Internally, it is time to clean up the mess. During the previous phases, we had focused on taking shortcuts to achieve Product/Market Fit as fast as we could. Probably, these shortcuts added up and became technical and organisational debt, which can be a serious bottleneck when we want to grow at the speed of light. At this point, we will need a process organisation dedicated to refactoring our technical and people structures.

A note about approaching Competition

We must avoid looking to competitors from the point-of-view of being a player in the market. Instead, we must view them from the customer’s point-of-view (as a user, what are the alternatives that I have to solve a particular problem — vide Jobs-To-Be-Done).

Performing well in comparison with other players is a natural consequence of first performing well in solving the most relevant JTBD of our Customer Segments. Products create value in the marketplace based on how well they do “the job” better than other alternatives. Using this approach is key in continuing to be the disruptor — instead of being the disrupted.

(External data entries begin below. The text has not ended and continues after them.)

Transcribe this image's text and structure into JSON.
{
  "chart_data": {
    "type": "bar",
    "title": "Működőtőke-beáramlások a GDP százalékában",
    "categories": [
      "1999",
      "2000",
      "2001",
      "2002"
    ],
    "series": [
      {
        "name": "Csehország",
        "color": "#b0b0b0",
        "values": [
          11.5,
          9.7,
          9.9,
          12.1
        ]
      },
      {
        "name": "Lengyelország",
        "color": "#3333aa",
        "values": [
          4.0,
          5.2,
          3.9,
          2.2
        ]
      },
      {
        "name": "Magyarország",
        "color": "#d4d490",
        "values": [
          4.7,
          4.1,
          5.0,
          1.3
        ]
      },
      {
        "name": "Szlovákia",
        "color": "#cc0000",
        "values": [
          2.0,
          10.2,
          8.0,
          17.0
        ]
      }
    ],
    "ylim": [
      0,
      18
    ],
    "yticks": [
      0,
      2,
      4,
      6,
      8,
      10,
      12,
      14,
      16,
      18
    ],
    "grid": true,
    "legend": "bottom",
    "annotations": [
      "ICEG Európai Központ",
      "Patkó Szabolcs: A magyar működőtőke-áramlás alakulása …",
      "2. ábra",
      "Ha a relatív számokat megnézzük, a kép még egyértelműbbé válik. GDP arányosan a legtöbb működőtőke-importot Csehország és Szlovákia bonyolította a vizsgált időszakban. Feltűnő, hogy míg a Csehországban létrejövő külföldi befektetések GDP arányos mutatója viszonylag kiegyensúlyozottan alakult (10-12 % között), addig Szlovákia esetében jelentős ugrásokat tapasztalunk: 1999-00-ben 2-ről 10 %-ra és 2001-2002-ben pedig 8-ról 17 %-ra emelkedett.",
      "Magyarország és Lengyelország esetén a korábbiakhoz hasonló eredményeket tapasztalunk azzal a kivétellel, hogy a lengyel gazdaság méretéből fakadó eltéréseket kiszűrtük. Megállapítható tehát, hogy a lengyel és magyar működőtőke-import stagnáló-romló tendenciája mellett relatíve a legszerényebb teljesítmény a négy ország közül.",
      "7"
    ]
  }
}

However, shouldn’t we keep an eye on competition?! How are they creating value? How should we strategically position our brand in the customer’s mind?

Chasing parity with competitors is also very important. To do so, I like to use the “80% Benchmarking | 20% Innovation” mindset. The 80% Benchmarking guarantees that we always have the right mix of solution alternatives for the users (for example, Instagram copying Snapchat Stories). And the 20% Innovation is crucial in making our value proposition unique.

4. Product Backlog, Prioritisation and Roadmap

After going through The Product Baseline, Experimentation, and Launching Strategy, your product backlog is probably looking like a bunch of different product initiatives.

Possible product initiatives:

  • Prototype Ideation (ethnographic research and prototyping)
  • Prototype Validation (motivation, ability, triggers)
  • Product Development (functional, non-functional, spikes, BAU)
  • Growth Optimisation (Metrics and AARRR)
  • Community Building

Building a Product Backlog with User Story Mapping

User Story Mapping is a way to map the future state of the product and slice it out into phases. It’s a map from the outcomes to the outputs, which uses a storytelling format to connect the strategy to product development.

Source: User Story Mapping by Jeff Patton

Steps to create a User Story Map:

  1. Framing the desired outcomes — business goals, customer segments, product principles
  2. Creating a map of the User Tasks and Product Touch Points
  3. Prioritising it into phases — based on Customer Value

Delivery Plan and Roadmap

Once you have mapped out the whole user story and prioritised it into phases, the next step is to elaborate upon how the team is going to build it. The approach described below is based on Agile Delivery best practices.

Getting the Product Backlog ready to go:

  • Envision (Initial modelling and delivery planning, initial requirements and release plan, epic story validation and breakdown)
  • Cards creation and (rough) estimation
  • Prioritisation based on Feasibility
  • Match with team capacity and define roadmap

Getting the Sprint Backlog ready to go:

  • Write User Stories and Acceptance Criteria
  • Sprint Planning (super quick)
Source: User Story Mapping by Jeff Patton

Prioritisation Guidelines

A Product Team must be focused on Learnings and Impact. Learnings are the foundation. The more you know about your users, product, and channels the better you become at coming up with solutions that influence growth.

However, it isn’t enough to just learn. The purpose of a team is to have impact on growth. Impact starts with identifying the biggest problem or area of opportunity using quantitative and qualitative data.

Intuition also plays an important role when coming up with possible solutions or opportunity initiatives. Usually, the best insights come from the intersection of Quantitative Data, Qualitative Data, and Intuition.

The guidelines described in this blog post can be used to launch new products from scratch, as well as to improve products that have millions of active users and thousands of subscribers. Whether used in a startup or in a large organisation, these best practices will help your team to build, launch and manage products that get and keep more customers.